В минуту опасности ты уходишь в этот спасительный мир, а потом, когда гроза пройдет, ты вернешься обратно как ни в чем не бывало. Это незаметное исчезновение и возвращение не раз и не два помогали ему избегать неприятностей. ведь во время этих неприятных разговоров он просто отсутствовал, его не было. И это было еще одной причиной, по которой Сычев все время помнил о своем патроне и покровителе, веселом и метком стрелке. Что касается меткости, таких вершин ему не достичь; однако что за беда, здесь нет оснований отчаиваться. Утешение же окончательное принесла ему философия. Философ жил в стародавние времена, он любил человечество, которое об этом не догадывалось, человеколюбие всегда было опасно, ибо всегда находились люди, подозрительно относящиеся к чужому человеколюбию. Такое положение наводило философа на грустные размышления, а это привело к тому, что он прослыл мизантропом. И однажды он написал слова, которые Сычев выбил бы на своем гербе, будь у него герб, или вышил бы на знамени, будь у него знамя.
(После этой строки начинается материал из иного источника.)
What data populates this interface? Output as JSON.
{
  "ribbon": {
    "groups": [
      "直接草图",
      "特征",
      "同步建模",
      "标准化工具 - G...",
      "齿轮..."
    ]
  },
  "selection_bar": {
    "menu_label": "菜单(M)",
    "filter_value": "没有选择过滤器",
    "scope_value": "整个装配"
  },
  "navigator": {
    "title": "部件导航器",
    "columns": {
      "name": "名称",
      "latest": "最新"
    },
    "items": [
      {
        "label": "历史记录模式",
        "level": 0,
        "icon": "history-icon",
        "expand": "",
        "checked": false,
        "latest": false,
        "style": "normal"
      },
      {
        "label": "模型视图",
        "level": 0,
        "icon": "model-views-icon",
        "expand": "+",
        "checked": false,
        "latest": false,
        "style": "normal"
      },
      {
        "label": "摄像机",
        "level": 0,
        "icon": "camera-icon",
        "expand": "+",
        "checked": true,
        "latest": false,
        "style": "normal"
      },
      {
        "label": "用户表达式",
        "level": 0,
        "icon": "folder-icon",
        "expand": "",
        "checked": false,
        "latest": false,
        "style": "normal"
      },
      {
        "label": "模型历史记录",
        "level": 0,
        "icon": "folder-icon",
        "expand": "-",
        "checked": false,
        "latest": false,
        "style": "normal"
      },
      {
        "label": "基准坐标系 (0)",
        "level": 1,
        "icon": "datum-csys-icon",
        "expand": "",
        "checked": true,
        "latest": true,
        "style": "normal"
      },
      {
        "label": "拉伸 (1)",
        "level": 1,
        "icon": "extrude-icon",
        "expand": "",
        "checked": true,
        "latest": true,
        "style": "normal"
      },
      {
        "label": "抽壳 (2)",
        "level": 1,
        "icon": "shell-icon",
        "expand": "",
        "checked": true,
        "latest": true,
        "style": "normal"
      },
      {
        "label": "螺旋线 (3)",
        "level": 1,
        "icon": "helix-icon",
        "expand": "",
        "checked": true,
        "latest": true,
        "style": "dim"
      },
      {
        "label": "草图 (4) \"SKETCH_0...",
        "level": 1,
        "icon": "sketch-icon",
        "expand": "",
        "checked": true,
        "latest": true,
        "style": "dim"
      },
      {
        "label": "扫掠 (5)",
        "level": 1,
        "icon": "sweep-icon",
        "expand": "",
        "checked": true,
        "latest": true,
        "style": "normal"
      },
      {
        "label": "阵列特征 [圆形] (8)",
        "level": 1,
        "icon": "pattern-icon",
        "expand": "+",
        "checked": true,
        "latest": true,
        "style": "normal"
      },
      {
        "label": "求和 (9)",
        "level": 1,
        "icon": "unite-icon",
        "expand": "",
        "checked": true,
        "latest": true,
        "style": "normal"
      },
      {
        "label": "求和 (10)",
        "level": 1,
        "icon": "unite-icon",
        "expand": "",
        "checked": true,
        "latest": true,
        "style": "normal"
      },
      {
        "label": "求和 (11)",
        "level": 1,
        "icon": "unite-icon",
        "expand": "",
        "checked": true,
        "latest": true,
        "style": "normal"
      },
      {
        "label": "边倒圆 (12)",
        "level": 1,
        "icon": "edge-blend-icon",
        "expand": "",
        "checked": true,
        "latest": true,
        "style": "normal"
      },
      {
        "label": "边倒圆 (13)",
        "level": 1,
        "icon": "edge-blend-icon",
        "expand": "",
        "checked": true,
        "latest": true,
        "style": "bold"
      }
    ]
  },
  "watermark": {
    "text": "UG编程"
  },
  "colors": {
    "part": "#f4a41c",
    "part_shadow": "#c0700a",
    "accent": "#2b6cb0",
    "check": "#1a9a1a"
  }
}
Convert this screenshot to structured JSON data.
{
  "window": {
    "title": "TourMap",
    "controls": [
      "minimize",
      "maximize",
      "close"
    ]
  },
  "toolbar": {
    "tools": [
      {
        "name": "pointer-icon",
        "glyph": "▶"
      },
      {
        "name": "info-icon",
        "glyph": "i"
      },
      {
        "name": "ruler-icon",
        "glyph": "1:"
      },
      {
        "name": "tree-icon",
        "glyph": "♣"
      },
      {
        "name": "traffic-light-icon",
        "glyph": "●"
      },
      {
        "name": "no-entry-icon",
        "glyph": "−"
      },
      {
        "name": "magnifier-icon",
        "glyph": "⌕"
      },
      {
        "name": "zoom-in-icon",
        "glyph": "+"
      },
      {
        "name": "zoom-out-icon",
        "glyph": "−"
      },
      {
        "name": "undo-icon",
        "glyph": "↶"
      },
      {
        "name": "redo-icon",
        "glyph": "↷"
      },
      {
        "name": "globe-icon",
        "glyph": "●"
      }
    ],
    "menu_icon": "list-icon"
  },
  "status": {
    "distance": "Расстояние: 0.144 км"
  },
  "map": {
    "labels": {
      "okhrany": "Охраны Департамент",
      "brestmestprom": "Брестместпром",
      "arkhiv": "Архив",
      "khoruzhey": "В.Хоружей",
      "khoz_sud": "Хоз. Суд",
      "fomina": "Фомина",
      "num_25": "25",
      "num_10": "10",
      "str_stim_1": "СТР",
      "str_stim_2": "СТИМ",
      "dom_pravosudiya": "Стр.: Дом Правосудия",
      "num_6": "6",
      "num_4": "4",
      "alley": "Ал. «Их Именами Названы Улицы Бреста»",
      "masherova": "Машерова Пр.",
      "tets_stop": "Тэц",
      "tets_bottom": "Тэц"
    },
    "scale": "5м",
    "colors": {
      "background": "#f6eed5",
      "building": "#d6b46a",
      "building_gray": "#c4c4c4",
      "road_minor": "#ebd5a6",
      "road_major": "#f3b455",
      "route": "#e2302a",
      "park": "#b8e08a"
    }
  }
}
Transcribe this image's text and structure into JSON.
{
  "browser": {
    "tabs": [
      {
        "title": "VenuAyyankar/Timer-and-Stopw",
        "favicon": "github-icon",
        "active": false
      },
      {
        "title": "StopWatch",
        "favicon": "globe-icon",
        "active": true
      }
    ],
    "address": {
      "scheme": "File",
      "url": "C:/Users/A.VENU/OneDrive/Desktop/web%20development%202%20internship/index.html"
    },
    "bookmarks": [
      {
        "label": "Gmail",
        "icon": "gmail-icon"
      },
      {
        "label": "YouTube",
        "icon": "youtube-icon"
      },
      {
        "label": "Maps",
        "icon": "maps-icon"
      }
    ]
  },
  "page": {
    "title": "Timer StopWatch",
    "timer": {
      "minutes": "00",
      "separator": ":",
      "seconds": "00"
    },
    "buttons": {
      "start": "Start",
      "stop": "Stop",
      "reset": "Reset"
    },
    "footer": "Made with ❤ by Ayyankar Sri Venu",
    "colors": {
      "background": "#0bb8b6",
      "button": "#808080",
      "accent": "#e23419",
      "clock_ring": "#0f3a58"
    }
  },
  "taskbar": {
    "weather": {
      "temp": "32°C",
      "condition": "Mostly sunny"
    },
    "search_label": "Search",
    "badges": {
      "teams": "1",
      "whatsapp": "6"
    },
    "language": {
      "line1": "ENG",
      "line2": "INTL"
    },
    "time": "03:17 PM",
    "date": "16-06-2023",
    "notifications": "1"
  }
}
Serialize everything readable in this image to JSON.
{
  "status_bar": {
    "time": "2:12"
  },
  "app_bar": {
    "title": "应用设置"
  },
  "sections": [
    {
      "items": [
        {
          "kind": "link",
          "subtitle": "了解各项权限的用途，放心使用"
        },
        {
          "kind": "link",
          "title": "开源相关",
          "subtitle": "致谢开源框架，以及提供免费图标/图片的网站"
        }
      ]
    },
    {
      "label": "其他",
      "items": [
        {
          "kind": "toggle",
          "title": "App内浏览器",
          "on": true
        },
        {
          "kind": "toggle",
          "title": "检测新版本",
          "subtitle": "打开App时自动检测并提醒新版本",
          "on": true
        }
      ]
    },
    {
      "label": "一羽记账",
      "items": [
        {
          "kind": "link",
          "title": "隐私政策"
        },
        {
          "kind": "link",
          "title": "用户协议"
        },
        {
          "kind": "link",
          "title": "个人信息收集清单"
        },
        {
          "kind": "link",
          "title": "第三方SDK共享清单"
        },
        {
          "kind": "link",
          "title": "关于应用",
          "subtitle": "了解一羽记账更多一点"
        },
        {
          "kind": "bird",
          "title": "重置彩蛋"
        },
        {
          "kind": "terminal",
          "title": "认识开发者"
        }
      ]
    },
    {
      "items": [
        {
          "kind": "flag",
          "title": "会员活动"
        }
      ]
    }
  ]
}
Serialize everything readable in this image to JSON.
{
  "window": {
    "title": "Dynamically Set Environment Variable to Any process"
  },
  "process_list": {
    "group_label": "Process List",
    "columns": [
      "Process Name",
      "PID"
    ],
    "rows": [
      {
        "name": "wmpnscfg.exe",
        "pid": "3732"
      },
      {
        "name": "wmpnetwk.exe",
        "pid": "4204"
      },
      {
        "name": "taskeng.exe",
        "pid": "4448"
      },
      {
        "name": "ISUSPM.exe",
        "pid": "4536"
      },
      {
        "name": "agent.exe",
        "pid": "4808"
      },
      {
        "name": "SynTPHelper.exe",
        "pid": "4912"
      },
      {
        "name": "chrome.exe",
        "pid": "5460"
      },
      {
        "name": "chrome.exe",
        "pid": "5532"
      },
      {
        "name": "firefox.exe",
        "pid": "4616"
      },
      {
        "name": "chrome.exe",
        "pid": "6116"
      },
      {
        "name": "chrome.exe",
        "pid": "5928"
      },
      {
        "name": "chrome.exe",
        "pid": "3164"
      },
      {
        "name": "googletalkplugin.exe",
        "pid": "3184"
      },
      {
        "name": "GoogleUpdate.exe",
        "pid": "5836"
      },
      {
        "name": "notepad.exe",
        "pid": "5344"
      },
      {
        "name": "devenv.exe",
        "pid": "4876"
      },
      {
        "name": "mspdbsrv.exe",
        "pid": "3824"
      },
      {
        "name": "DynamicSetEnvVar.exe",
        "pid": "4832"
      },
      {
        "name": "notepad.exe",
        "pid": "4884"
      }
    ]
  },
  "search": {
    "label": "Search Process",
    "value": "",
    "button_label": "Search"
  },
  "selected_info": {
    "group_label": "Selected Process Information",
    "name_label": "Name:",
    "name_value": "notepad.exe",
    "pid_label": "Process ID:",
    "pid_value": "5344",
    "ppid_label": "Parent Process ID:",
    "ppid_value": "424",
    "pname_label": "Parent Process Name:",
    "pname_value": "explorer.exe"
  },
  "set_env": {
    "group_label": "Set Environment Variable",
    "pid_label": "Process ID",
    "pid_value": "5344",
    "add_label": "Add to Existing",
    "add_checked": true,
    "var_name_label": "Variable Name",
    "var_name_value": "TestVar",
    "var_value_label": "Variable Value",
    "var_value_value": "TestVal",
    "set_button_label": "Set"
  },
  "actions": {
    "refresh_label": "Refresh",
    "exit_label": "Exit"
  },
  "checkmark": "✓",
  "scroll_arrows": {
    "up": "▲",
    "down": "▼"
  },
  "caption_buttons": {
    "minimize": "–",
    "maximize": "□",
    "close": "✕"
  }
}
«Презрения достоин не тот человек, – писал философ, – кто не достиг цели, а тот, кто к ней не стремился».
Теперь мы уже знаем чуть больше о Сычеве – вот он идет по парку, фантазер и поклонник французской философии; дай ему волю – он и взаправду убежал бы в зеленый Шервудский лес, словно нет на земле других достойных мест. Вот город – огромный и прекрасный, вот широкая река, железная арка моста соединяет ее пологие берега, легко возносясь над поверхностью сине-серой воды. Вот прекрасный вид, открывающийся взору с вершины железной арки: прямо и слева – шпиль, золотой меч, вонзившийся в небеса, из синей и серой воды вырастают безмолвные стены старинной крепости. Чуть поодаль – маленький горбатый мостик через уходящую вдаль кривую протоку, мостик со старинными фонарями, столбы в виде ликторских прутьев, к столбам прибиты щиты, на каждом щите – голова Горгоны, голова гневно смотрит на прохожих, не имеющих о ней никакого представления.
И правда – кого сейчас может интересовать какая-то Горгона!
Другое дело – хорошенькие ножки. Хорошенькие ножки спешат впереди по уже упомянутому горбатому мостику через протоку, стройные прямые ножки, перечеркнутые – и довольно высоко – скромной темной юбкой, которая, в свою очередь, так удачно сочетается с темно-вишневым вельветовым жакетом. Это вам не Горгона, не какая-то там выдуманная Медуза. Это совсем другое дело, тем более что оно имеет к нашему повествованию совершенно прямое отношение: при виде этих ножек, при звуке дроби, выбиваемой острыми и – увы – не совсем по люде высокими каблучками, Сычев встрепенулся и прибавил шагу. Острые каблучки простучали по дощатому настилу, затем звук прекратился, каблучки увязли в песке, густо насыпанном у входа в ворота, в воротах – тень и прохлада, каблучки застучали было по каменным плиткам – и остановились, эхо гулко отдалось вверху гнусавым голосом Сычева: «Сии ворота были воздвигнуты в тысяча семьсот сороковом году иждивением ее величества…» – голос звучал особенно богомерзко и противно под высоким каменным сводом, затем голос изменился, гнусавость сменилась торжественной напыщенностью: «А теперь, товарищи экскурсанты, взгляните налево…»
И тут показался свет. Зеленые е редкими коричневыми крапинками глаза (давно уже минуло и едва ли не забылось совсем то время, когда мельком, на бегу впервые успел он заметить этот необычный цвет набегающей морской волны) глянули на него с тем странным выражением, которое он никак не мог определить словами и которое ему так нравилось.
– Господи, – сказала она, – господи, веселый Робин, как же ты меня напугал.